Impossible de résumer ce roman long de plus de 1500 pages. Disons qu'il y est question de guerre en Afghanistan (en 2008, très exactement), de talibans, de l'armée américaine, d'espions, de mercenaires et paramilitaires, de trafiquants en tout genre aux ramifications internationales, surtout d'armes et d'héroïne, de journalistes, de géopolitique, d'une guerre sans fin, de drones, de violence, de sexe, de passions, de vengeance, de religion et de plein de choses encore. Les personnages sont nombreux mais l'auteur très rapidement se focalise sur quelques-uns seulement (principalement sur ceux qui étaient déjà dans ses précédents romans «
Citoyens clandestins » et «
le serpent aux mille coupures », même si la lecture de ces livres n'est pas indispensable à la compréhension du livre).
Tout commence par un drone américain qui, en visant un dirigeant taliban, tue les enfants de Sher Kahn, son fils et surtout sa fille chérie, qu'il s'apprêtait à envoyer en occident pour les préserver de la guerre. L'homme qui jusqu'alors se contentait de trafiquer au niveau de la frontière afghano-pakistanaise, refusant de prendre parti, se lie alors avec les talibans pour retrouver les assassins de ses enfants. Son parcours sera particulièrement sanglant. Les cibles ? Un groupe de paramilitaires, appartenant à une société privée au service de l'armée américaine, mêlés à un trafic d'opium à grande échelle. Dans ce roman,
DOA dénonce d'abord la privatisation de la guerre, avec ces sociétés dont le but principal est de faire de l'argent et non apporter la paix en Afghanistan (d'ailleurs la guerre aujourd'hui perdure encore).
Mais il nous fait découvrir certains aspects cachés de ce conflit : le trafic de drogue qui alimente la guerre, le double jeu des autorités pakistanaises, la corruption à tous les étages, notamment autour du président afghan élu, choisi par les occidentaux (sic), l'économie de la guerre et les intérêts de certains de laisser perpétuer un tel conflit, l'incompréhension entre belligérants, les occidentaux n'ayant jamais vraiment compris l'organisation de la société afghane. Et surtout, au final, une société civile exsangue qui subit encore et toujours un conflit qui n'a pas vraiment de sens (notamment les femmes).
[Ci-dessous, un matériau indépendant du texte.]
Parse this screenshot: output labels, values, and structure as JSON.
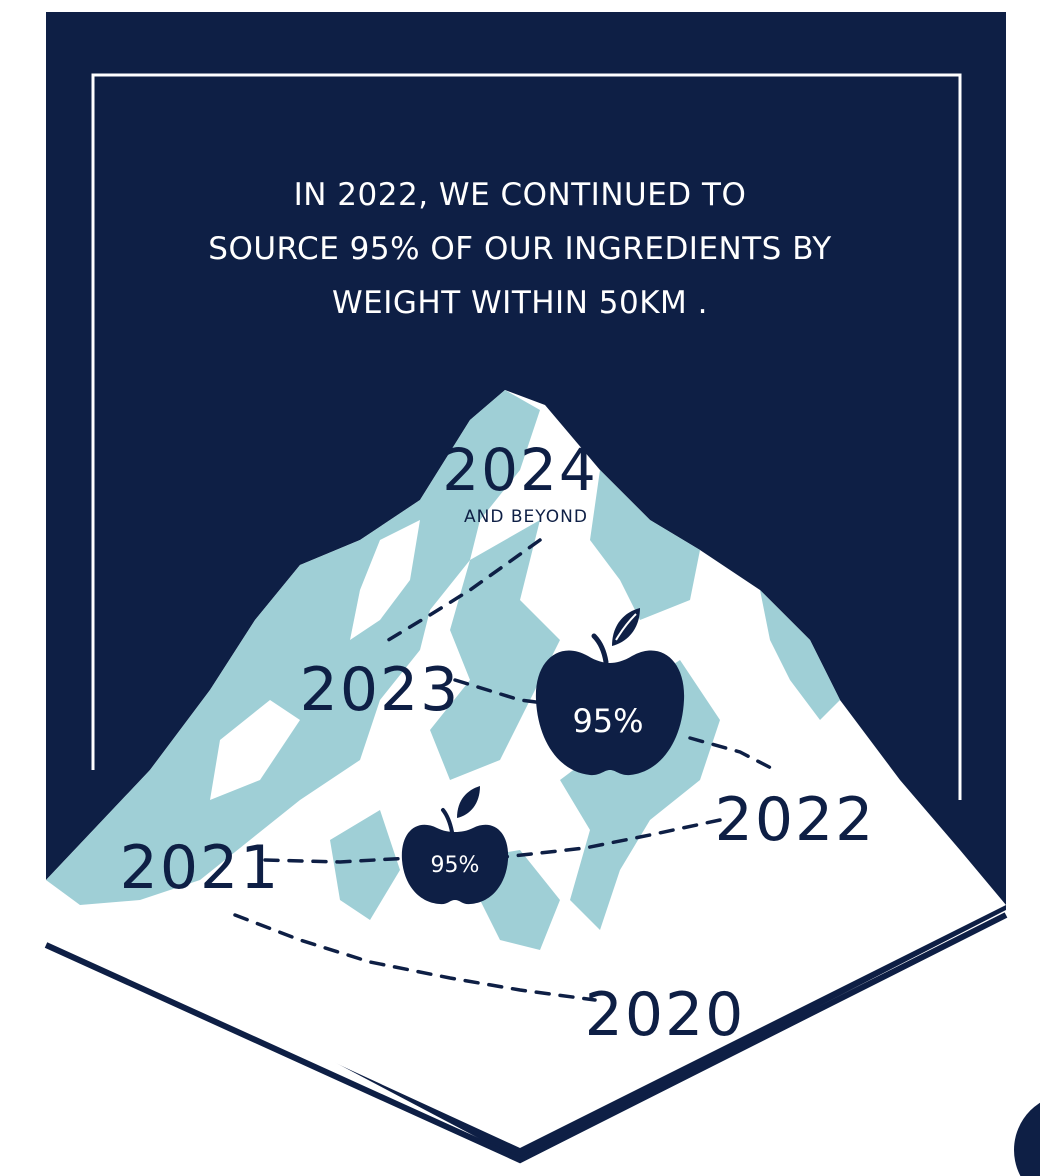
{
  "headline": {
    "line1": "IN 2022, WE CONTINUED TO",
    "line2": "SOURCE 95% OF OUR INGREDIENTS BY",
    "line3": "WEIGHT WITHIN 50KM ."
  },
  "milestones": {
    "y2024": {
      "year": "2024",
      "note": "AND BEYOND"
    },
    "y2023": {
      "year": "2023"
    },
    "y2022": {
      "year": "2022"
    },
    "y2021": {
      "year": "2021"
    },
    "y2020": {
      "year": "2020"
    }
  },
  "badges": {
    "big": {
      "value": "95%"
    },
    "small": {
      "value": "95%"
    }
  },
  "colors": {
    "navy": "#0e1f45",
    "ice": "#9fcfd6",
    "snow": "#ffffff"
  },
  "icons": [
    "apple-icon",
    "frame-border"
  ]
}
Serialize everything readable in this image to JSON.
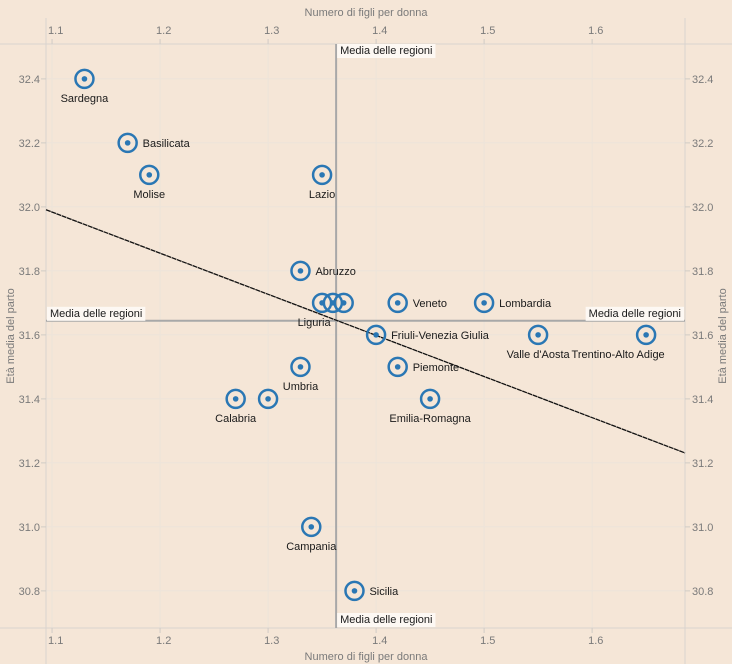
{
  "chart_data": {
    "type": "scatter",
    "title": "",
    "xlabel": "Numero di figli per donna",
    "ylabel": "Età media del parto",
    "xlim": [
      1.0944,
      1.686
    ],
    "ylim": [
      30.684,
      32.509
    ],
    "x_ticks": [
      "1.1",
      "1.2",
      "1.3",
      "1.4",
      "1.5",
      "1.6"
    ],
    "x_tick_values": [
      1.1,
      1.2,
      1.3,
      1.4,
      1.5,
      1.6
    ],
    "y_ticks": [
      "30.8",
      "31.0",
      "31.2",
      "31.4",
      "31.6",
      "31.8",
      "32.0",
      "32.2",
      "32.4"
    ],
    "y_tick_values": [
      30.8,
      31.0,
      31.2,
      31.4,
      31.6,
      31.8,
      32.0,
      32.2,
      32.4
    ],
    "grid": true,
    "point_color": "#2a77b4",
    "trend_line": {
      "x": [
        1.0944,
        1.686
      ],
      "y": [
        31.991,
        31.231
      ],
      "color": "#111111"
    },
    "reference_lines": {
      "label": "Media delle regioni",
      "x_mean": 1.363,
      "y_mean": 31.644,
      "color": "#a8a8a8"
    },
    "points": [
      {
        "name": "Sardegna",
        "x": 1.13,
        "y": 32.4,
        "label": "Sardegna",
        "label_pos": "below"
      },
      {
        "name": "Basilicata",
        "x": 1.17,
        "y": 32.2,
        "label": "Basilicata",
        "label_pos": "right"
      },
      {
        "name": "Molise",
        "x": 1.19,
        "y": 32.1,
        "label": "Molise",
        "label_pos": "below"
      },
      {
        "name": "Lazio",
        "x": 1.35,
        "y": 32.1,
        "label": "Lazio",
        "label_pos": "below"
      },
      {
        "name": "Abruzzo",
        "x": 1.33,
        "y": 31.8,
        "label": "Abruzzo",
        "label_pos": "right"
      },
      {
        "name": "Liguria",
        "x": 1.35,
        "y": 31.7,
        "label": "Liguria",
        "label_pos": "below"
      },
      {
        "name": "region-unlabeled-1",
        "x": 1.36,
        "y": 31.7,
        "label": "",
        "label_pos": "none"
      },
      {
        "name": "region-unlabeled-2",
        "x": 1.37,
        "y": 31.7,
        "label": "",
        "label_pos": "none"
      },
      {
        "name": "Veneto",
        "x": 1.42,
        "y": 31.7,
        "label": "Veneto",
        "label_pos": "right"
      },
      {
        "name": "Lombardia",
        "x": 1.5,
        "y": 31.7,
        "label": "Lombardia",
        "label_pos": "below"
      },
      {
        "name": "Friuli-Venezia Giulia",
        "x": 1.4,
        "y": 31.6,
        "label": "Friuli-Venezia Giulia",
        "label_pos": "right"
      },
      {
        "name": "Valle d'Aosta",
        "x": 1.55,
        "y": 31.6,
        "label": "Valle d'Aosta",
        "label_pos": "below"
      },
      {
        "name": "Trentino-Alto Adige",
        "x": 1.65,
        "y": 31.6,
        "label": "Trentino-Alto Adige",
        "label_pos": "above"
      },
      {
        "name": "Umbria",
        "x": 1.33,
        "y": 31.5,
        "label": "Umbria",
        "label_pos": "below"
      },
      {
        "name": "Piemonte",
        "x": 1.42,
        "y": 31.5,
        "label": "Piemonte",
        "label_pos": "right"
      },
      {
        "name": "Calabria",
        "x": 1.27,
        "y": 31.4,
        "label": "Calabria",
        "label_pos": "below"
      },
      {
        "name": "region-unlabeled-3",
        "x": 1.3,
        "y": 31.4,
        "label": "",
        "label_pos": "none"
      },
      {
        "name": "Emilia-Romagna",
        "x": 1.45,
        "y": 31.4,
        "label": "Emilia-Romagna",
        "label_pos": "below"
      },
      {
        "name": "Campania",
        "x": 1.34,
        "y": 31.0,
        "label": "Campania",
        "label_pos": "below"
      },
      {
        "name": "Sicilia",
        "x": 1.38,
        "y": 30.8,
        "label": "Sicilia",
        "label_pos": "right"
      }
    ]
  }
}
Et malgré la longueur du roman et les nombreux personnages,
DOA sait nous prendre à la gorge et nous emmener jusqu'au bout de son périple. Malgré deux petits bémols : parfois, l'auteur semble submergé par sa documentation et nous noie avec des sigles, détails sur les armes, etc. qui n'apportent pas toujours grand-chose au récit. Enfin les personnages semblent tirés d'un même moule. Des personnages qui ne connaissent qu'un langage, la violence, envers les autres ou autodestruction et ce quelle que soit la situation : pendant les conflits bien sûr, mais même pendant les scènes de sexe, de fête, les relations entre personnages, tout est occasion de faire parler le langage du plus fort. Malgré tout, «
Pukhtu » est un très bon roman noir, démontrant s'il en était besoin, tout le talent de son auteur.